Den Märtyrer in der neuesten Provinzposse der Freien Volksbühne gibt der Regisseur Klaus Emmerich. Das Böse verkörpert der abwesende Intendant Hans Neuenfels und den Hanswurst spielt in allerschönsten Schmierentradition dessen Stellvertreter auf Erden, Harry Reich-Ebner - nur die führende Rolle des Spielleiters wurde im letzten Moment gestrichen. Die wollte eigentlich der Intendant an sich reißen - aber bekanntlich werden in diesen Zeiten solche Versuche öfters von der Geschichte überrannt.

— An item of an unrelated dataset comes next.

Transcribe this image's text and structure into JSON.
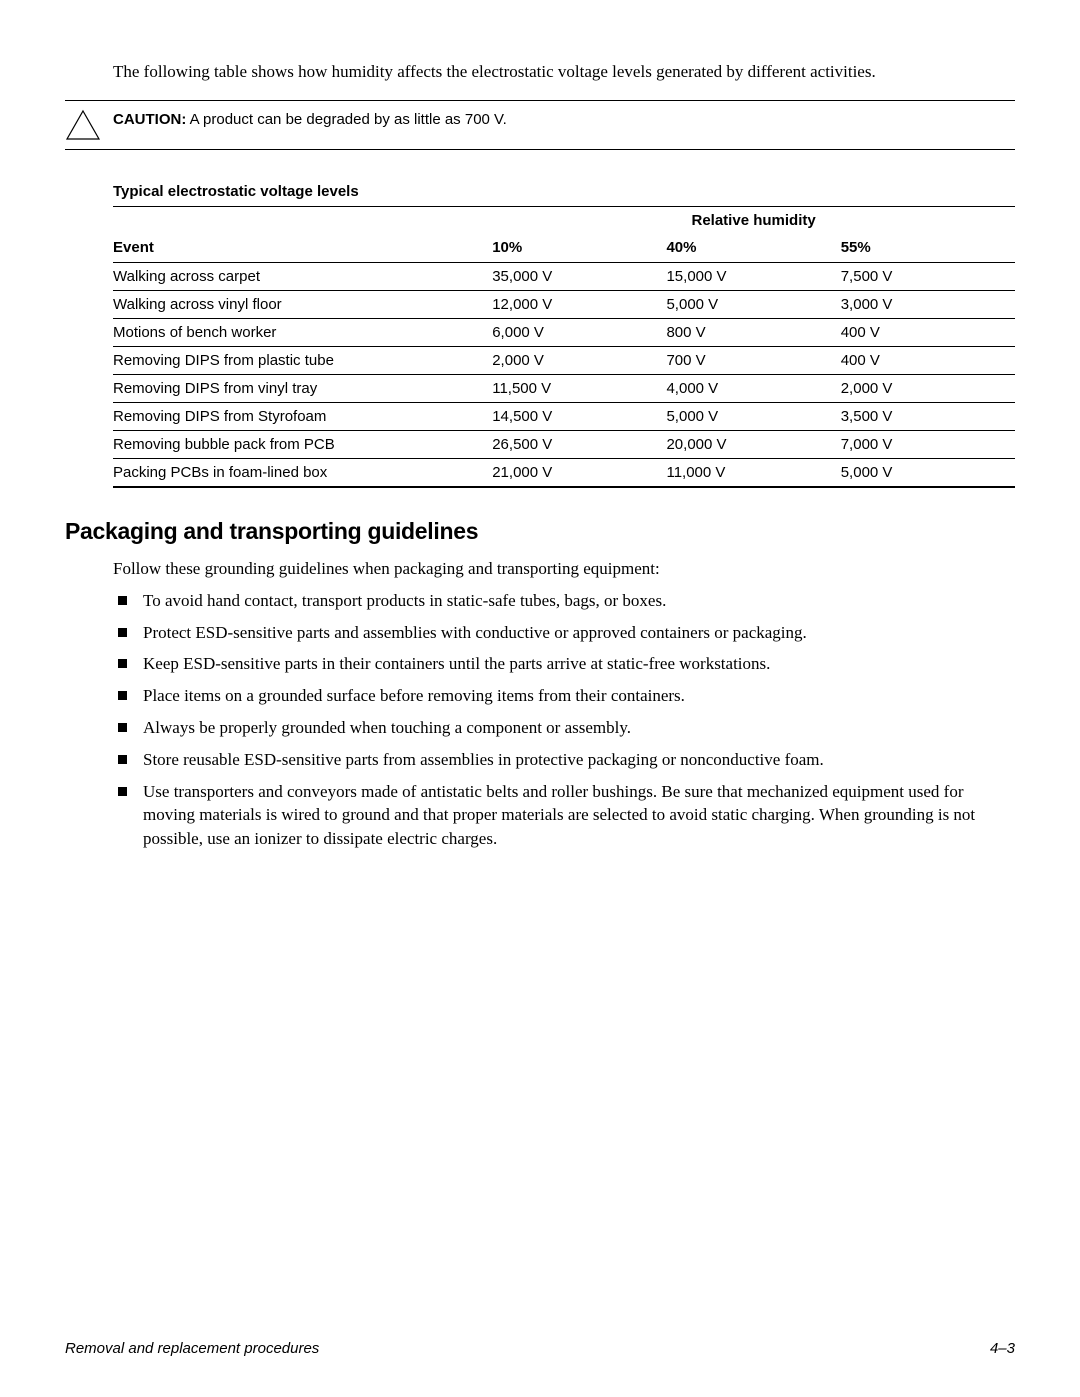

Was war also geschehen? Klaus Emmerich sollte an der Freien Volksbühne „Die Verfolgung und Ermordung Jean Paul Marats dargestellt durch die Schauspielgruppe des Hospizes zur Chareton unter der Anleitungs des Herrn de Sades“ von Peter Weiss inszenieren. Und zwar erstens, weil das Stück lange nicht mehr in Berlin zu sehen war, zweitens, weil es ja doch aktuell wäre, weil Peter Weiss übernächstes Jahr 75 Jahre alt geworden wäre und drittens, viertens, fünftens und sechsten, weil Volksbühnentribun Hans Neuenfels mit dem Dichter einst befreundet gewesen sein will (wofür wir ihn an dieser Stelle einmal herzlich beglückwünschen wollen).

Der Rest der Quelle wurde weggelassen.